The man who once spent much of his time being unheard from at undisclosed locations has become as talkative as his visible loquacious successor, Joe Biden, but still in the service of the George W. Bush administration now targeted by Obama Attorney General Eric Holder.
As Bush remains relatively silent on the matter of the waterboarding and other methods of persuasion imposed on suspected terrorists, Cheney has not only continued to defend them; he has now gone on the offensive against his legal tormenters.
Speaking from the friendly confines of the "Fox News Sunday" show, the principal advocate of the notion that a wartime president can do whatever he pleases continued to insist Bush's Justice Department had it right in saying there was nothing "improper or illegal" about waterboarding.
What's more, Cheney labeled Holder's decision to look further into a 2004 report by the CIA inspector-general critical of the practices "an intensely partisan, politicized look back at the previous administration to placate the left wing of the Democratic Party."
This assessment comes from the man who was an architect of the policy of "extreme interrogation techniques" buttressed by the discredited legal opinions of the Bush Justice Department, and condemned as torture by none other than Sen. John McCain, the 2008 Republican presidential nominee.
Cheney called Holder's decision "clearly a political move" in spite of the fact that President Obama earlier had specifically said he wanted his new administration to look forward, not backward at the alleged abuses of detainees by the Bush administration.
Are Obama and Holder playing good-cop, bad-cop in this matter, with Holder seemingly ignoring his boss's wishes not to spend time looking under old Bush rocks? It's possible, but good-cop Obama did say also that if there was evidence of wrongdoing, it was his Justice Department's obligation to investigate it. Cheney's lament smacks of concern that more Bush rocks may be turned over on other questionable practices of an administration also accused of playing politics in the removal of uncooperative federal prosecutors.
Cheney continues to play the 9/11 card face down as he did during the last presidential campaign, when he credited the questionable interrogation techniques for keeping Americans safe from another such attack. He had no proof then and he hasn't been able to offer proof now that they were "directly responsible for the fact for eight years we had no further mass casualty attacks against the United States."
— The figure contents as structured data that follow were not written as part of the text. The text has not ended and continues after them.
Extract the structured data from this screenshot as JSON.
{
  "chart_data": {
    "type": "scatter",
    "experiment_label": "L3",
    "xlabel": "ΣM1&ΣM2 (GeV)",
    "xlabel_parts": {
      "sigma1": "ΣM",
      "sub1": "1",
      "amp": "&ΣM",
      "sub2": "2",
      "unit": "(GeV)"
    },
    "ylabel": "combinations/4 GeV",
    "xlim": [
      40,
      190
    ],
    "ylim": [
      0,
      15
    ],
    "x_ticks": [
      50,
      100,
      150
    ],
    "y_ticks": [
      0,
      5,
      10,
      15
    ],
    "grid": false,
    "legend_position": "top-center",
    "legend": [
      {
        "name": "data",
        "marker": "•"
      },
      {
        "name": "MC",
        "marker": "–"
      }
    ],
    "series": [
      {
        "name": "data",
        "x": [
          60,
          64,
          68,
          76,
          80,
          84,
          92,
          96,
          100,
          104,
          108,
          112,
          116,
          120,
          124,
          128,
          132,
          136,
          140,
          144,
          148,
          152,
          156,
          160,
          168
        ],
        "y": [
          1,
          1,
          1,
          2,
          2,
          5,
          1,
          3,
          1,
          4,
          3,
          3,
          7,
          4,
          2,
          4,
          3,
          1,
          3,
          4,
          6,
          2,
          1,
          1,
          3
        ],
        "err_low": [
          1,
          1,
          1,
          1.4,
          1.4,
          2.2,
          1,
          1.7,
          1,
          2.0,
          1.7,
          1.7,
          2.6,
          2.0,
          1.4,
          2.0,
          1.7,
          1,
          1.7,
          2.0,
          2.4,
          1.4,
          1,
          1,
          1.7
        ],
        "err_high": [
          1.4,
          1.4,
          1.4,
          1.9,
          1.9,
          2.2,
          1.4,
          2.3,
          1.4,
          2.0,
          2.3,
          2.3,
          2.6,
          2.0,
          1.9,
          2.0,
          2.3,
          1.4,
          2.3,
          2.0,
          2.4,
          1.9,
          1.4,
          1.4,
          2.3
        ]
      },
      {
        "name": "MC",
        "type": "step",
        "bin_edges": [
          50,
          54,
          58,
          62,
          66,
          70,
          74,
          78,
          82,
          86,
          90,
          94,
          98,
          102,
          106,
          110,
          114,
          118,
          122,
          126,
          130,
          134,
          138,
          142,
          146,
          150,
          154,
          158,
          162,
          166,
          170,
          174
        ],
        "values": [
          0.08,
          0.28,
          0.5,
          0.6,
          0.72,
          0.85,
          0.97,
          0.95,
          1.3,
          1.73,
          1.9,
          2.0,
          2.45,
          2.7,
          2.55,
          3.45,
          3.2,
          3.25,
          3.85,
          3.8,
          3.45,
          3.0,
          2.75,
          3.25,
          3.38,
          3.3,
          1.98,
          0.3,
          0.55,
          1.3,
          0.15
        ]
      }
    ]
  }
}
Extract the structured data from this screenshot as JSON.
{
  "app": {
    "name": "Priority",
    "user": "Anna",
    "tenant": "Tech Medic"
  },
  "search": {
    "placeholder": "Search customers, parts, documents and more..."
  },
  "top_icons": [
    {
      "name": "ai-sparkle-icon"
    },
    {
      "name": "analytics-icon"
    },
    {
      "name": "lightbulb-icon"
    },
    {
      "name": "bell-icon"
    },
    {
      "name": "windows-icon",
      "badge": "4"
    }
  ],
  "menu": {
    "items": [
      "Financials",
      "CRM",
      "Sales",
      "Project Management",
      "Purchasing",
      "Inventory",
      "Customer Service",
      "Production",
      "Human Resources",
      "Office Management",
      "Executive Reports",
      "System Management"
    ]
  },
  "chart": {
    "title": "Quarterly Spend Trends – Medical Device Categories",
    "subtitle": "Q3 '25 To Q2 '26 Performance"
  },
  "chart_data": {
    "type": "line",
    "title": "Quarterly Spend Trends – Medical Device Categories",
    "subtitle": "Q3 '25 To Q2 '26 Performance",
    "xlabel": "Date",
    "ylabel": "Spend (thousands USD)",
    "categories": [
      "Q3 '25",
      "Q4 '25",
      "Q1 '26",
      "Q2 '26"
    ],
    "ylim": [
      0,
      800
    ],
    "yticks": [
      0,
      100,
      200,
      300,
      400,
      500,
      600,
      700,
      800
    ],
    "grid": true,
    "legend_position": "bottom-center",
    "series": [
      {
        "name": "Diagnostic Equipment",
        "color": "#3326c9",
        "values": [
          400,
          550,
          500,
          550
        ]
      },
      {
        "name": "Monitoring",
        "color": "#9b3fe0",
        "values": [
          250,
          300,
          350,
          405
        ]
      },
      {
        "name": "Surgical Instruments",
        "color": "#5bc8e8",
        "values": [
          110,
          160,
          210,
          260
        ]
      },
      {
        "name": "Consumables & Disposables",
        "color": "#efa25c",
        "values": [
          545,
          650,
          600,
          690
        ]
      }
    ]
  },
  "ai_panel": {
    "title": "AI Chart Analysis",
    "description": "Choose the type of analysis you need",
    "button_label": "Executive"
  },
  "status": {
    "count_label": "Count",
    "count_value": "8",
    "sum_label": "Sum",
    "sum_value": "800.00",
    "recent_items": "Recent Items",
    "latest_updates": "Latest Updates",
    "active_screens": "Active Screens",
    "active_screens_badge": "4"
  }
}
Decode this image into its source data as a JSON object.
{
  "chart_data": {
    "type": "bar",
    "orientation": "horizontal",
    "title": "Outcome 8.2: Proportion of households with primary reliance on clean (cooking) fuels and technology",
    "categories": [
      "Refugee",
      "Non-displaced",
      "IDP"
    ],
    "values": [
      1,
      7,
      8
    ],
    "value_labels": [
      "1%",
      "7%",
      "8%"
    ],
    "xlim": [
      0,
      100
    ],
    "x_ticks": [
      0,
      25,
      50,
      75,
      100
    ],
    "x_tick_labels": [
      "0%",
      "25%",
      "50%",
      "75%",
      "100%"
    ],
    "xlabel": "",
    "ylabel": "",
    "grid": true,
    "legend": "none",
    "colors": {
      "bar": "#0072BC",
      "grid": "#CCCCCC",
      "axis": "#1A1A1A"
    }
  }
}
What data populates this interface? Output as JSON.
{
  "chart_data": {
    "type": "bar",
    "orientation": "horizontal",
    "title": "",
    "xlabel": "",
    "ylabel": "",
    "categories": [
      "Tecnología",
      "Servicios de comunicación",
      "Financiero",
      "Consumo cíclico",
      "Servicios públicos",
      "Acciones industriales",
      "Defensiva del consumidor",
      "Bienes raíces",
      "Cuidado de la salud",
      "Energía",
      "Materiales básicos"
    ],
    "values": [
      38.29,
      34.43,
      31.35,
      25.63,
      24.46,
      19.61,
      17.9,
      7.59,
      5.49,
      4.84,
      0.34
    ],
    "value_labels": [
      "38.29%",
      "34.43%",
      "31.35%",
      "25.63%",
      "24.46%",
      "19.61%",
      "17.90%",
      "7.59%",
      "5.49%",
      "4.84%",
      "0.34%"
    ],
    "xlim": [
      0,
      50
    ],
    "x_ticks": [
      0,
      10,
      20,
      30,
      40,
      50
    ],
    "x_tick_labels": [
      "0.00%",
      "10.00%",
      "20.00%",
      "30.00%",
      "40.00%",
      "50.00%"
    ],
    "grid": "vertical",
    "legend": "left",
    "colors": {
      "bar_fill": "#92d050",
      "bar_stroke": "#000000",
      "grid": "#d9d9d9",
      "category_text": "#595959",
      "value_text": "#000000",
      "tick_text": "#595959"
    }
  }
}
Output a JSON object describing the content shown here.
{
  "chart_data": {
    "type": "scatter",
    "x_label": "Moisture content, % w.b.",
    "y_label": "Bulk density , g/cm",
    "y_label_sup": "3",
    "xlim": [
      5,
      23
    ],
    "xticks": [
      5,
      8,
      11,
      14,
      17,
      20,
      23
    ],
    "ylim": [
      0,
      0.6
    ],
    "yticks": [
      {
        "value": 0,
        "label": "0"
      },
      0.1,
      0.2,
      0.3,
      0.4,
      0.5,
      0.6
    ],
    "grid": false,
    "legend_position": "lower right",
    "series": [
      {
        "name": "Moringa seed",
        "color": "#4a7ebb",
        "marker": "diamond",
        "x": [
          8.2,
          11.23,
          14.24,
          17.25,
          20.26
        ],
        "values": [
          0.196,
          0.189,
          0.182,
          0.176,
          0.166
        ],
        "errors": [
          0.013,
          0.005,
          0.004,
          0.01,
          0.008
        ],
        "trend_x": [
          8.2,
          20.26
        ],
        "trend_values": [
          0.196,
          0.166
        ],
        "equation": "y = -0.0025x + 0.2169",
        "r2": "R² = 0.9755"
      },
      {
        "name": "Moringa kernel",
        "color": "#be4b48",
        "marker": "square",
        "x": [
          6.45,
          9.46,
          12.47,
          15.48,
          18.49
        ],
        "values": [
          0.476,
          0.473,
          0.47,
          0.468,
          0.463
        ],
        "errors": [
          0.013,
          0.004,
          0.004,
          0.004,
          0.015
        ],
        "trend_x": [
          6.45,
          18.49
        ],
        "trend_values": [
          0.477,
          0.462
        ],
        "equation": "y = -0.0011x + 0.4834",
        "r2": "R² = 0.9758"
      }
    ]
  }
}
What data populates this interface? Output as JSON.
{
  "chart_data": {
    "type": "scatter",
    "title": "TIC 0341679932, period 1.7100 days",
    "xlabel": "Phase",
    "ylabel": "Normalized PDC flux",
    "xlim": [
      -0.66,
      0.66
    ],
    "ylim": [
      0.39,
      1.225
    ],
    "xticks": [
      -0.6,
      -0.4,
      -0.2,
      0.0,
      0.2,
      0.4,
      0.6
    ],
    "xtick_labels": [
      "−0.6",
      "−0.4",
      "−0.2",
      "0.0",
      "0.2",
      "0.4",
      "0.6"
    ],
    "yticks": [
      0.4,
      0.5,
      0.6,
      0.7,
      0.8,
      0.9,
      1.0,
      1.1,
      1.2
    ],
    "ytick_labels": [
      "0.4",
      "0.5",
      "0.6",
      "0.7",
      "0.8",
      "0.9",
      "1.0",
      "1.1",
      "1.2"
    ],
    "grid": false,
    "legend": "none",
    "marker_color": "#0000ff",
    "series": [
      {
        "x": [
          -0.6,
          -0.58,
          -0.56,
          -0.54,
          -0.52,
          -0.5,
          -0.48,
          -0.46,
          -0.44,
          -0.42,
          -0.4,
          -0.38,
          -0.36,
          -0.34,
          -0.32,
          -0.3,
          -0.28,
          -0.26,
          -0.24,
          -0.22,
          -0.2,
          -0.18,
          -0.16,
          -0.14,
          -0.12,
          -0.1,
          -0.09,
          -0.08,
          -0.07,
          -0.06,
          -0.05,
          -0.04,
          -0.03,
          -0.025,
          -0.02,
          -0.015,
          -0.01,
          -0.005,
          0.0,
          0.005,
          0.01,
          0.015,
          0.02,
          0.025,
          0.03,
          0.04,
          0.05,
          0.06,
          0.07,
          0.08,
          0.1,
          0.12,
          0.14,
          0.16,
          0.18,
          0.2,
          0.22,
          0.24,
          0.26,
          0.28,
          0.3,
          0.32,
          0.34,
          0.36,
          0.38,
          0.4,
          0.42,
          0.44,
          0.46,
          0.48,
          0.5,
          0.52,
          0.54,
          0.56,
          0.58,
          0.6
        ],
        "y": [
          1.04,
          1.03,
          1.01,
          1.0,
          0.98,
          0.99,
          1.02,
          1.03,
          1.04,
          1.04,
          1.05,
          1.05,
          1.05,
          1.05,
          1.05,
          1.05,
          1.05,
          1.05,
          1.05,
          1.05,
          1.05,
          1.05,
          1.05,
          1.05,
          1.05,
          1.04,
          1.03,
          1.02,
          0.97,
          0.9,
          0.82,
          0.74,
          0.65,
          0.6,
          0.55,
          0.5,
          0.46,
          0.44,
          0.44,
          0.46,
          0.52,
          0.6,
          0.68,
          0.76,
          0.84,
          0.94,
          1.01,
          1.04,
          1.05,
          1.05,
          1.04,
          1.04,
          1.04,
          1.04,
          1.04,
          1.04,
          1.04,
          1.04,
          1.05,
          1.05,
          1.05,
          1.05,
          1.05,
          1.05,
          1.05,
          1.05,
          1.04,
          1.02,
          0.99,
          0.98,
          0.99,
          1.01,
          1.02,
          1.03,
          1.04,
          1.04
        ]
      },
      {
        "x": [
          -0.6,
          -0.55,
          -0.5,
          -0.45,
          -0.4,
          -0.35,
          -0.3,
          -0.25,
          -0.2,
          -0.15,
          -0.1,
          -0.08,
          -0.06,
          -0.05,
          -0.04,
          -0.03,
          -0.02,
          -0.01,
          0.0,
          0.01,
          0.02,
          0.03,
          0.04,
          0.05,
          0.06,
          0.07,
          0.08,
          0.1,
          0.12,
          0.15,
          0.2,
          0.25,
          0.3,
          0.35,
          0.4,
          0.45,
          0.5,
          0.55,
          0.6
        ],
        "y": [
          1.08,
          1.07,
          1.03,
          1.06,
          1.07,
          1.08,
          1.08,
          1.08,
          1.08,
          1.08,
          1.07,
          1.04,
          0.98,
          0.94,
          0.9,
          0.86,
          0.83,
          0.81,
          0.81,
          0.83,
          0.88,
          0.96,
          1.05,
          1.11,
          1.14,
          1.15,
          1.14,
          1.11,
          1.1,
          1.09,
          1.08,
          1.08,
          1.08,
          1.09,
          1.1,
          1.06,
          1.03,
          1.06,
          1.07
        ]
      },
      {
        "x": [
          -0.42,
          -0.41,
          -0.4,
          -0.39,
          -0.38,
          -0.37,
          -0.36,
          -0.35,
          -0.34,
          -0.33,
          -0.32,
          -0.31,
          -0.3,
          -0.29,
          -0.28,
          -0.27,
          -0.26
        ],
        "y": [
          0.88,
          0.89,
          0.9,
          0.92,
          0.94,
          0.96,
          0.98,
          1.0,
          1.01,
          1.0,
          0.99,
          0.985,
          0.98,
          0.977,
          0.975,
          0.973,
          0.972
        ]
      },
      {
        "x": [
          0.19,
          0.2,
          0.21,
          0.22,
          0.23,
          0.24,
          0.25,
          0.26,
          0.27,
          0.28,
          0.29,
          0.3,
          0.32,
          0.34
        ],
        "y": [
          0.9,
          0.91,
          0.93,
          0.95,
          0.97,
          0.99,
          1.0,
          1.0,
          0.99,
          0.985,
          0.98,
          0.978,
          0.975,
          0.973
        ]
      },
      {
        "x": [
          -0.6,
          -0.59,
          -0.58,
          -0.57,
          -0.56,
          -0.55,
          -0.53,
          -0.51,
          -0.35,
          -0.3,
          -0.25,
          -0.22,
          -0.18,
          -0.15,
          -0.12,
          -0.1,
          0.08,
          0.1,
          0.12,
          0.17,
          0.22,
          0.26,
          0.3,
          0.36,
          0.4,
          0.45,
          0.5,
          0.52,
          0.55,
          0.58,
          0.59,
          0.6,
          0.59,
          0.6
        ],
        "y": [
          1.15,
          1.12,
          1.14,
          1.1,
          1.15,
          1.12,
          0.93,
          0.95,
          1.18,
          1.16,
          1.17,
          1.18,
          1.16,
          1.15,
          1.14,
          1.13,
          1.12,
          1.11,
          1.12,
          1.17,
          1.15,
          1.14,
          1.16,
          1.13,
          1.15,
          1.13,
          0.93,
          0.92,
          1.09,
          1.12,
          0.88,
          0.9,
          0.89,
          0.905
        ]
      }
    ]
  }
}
Be that as it may, Cheney is certainly correct to say that liberals in the Democratic Party continue to press for a full airing of these and the more important Bush decisions that launched the invasion of Iraq and botched the aftermath. They have led to a colossal foreign policy morass for this country in general and for Obama in particular.
Democratic Sen. Dianne Feinstein of California, chair of the Senate Select Committee on Intelligence that is already investigating the alleged illegalities of the Bush years, has indicated that while she thinks the CIA inspector general's report warrants Holder's decision, she would have preferred he wait until her own committee inquiry, nearing completion, was finished.
Despite Obama's preference to let these particular sleeping dogs lie, the liberals see that awakening them can only be to the political benefit of Obama, in reminding voters of the origins of his current, inherited challenges. Demands for such investigations also keep up pressure for a "truth commission" into the Bush years similar to the bipartisan Iraq Study Group inquiry.
The irony can't be missed in the spectacle of Cheney, the shadowy figure who operated in such secrecy while asserting unprecedented power from the once-insignificant office of the vice presidency, now in full view and open attack on those who would shine a brighter light into his old dark corners.
Former vice president Dick Cheney has gone on the offensive, defending the secretive policies of the Bush administration.